Hacker News

Accelerating Gemma 4: faster inference with multi-token prediction drafters

63 points by amrrs 2 hours ago | 16 comments

zdw 21 minutes ago

MTP support is being addedto llama.cpp, at least for the Qwen models ( https://github.com/ggml-org/llama.cpp/pull/20533) and I'd imagine Gemma 4 will come soon.

The performance uplift on local/self-hosted models in both quality and speed has been amazing in the last few months.

WhitneyLand 2 minutes ago

Yeah important conceptually to remember MTP is kind of just more weights, but speculative decoding is the runtime algorithm that’s a significant add to whatever code is serving the model.

EGreg 6 minutes ago

How does this get added in practice?

dakolli 17 minutes ago

yet, still mostly useless.

nalinidash 14 seconds ago

technical details are added here: https://x.com/googlegemma/status/2051694045869879749

skybrian 13 minutes ago

Watching the computer write text sort of reminds me of using a modem to call a BBS in the old days. This seems like going from 300 baud to 1200 - a significant improvement, but still pretty slow, and someday we will wonder how we put up with it.

shay_ker 3 minutes ago

curious that they are doing speculative decoding and not baking MTP into the model, like Nemotron

https://docs.nvidia.com/megatron-core/developer-guide/0.15.0...

these 32 minutes ago

Has anyone managed to get this to work in LM Studio? They've got a option in the UI, but it never seems to allow me to enable it.

Havoc 2 minutes ago

Normally when LM Studio doesn't like it it's because of the presence of mmproj files in the folder. Sometimes removing them helps it show up.

They're somehow connected to vision & block speculative decode...don't ask me how/why though

For gemma specifically had more luck with speculative using the llama-server route than lm studio

dvt 21 minutes ago

It's not implemented in mlx[1] yet (or llama.cpp[2]), so it may take a while.

[1] https://github.com/ml-explore/mlx-lm/pull/990

[2] https://github.com/ggml-org/llama.cpp/pull/22673

svachalek 13 minutes ago

I've gotten it to work with other models. They've got to be perfectly aligned usually, in terms of provider, quantization etc. Might be a bit before you can get a matched set.

mchusma 39 minutes ago

I find it puzzling Google doesn’t actively promote its own cloud for inference of Gemma 4. Open source is great, love it. But shouldn’t Google want me to be able to use and pay for it through Gemini and vertex?

Farmadupe 31 minutes ago

I wonder if for a model that small with a permissive license it might not be worth their time to host a commercial grade inference stack?
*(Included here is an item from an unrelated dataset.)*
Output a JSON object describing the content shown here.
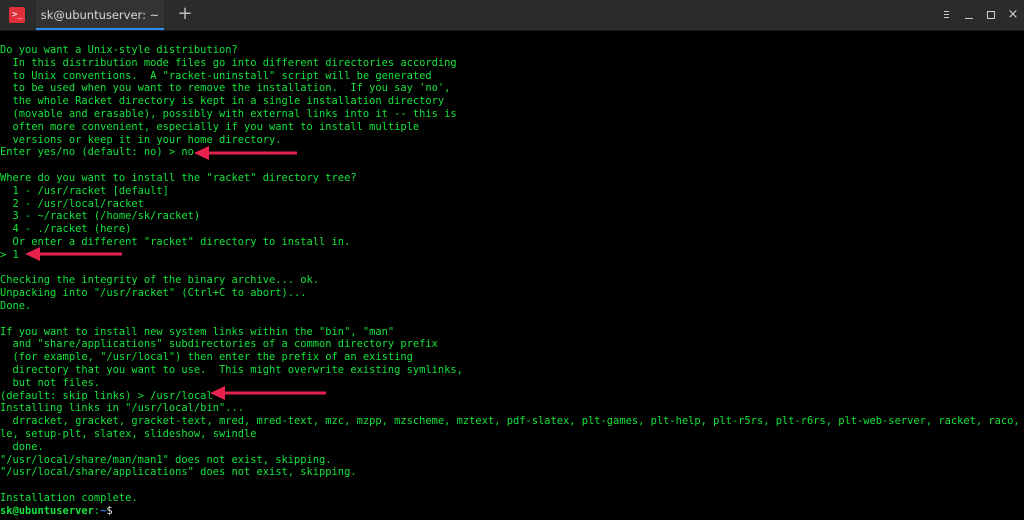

Might be easier to chuck it over the fence and let other providers handle it as it'll run in almost any commercial grade card?

Also speculating, but I wonder if it might also create a bit of a pricing problem relative to Gemini flashlight depending on serving cost and quality of outputs?

As a comparison, despite being SotA for their size, the smallest qwen models on openrouter (27b and 35b) are not at all worth using, as there are way bigger and better models for less oricemon a per token basis

disiplus 19 minutes ago

i dont know what are you talking about, i replaced an older gpt4o with a finetuned qwen. there is a huge amount of "AI, that can be done with those models, or partly by those models." Huge amount of people would not notice the difference. And if you prepare the context correctly, even bigger slice of people would not notice.

dakolli 13 minutes ago

Genuinely curious, what are you "fine tuning" these smaller models to do reliably? I hear this talked about a lot but very few people actually cough up examples, and I'd love to actually hear of one.

seamossfet 30 minutes ago

[dead]

disiplus 27 minutes ago

nice, will run it later agains qwen3.6 27b, the speed was one of the reasons why in was running qwen and not gemma. the difference was big, there is some magic that happpens when you have more then 100tps.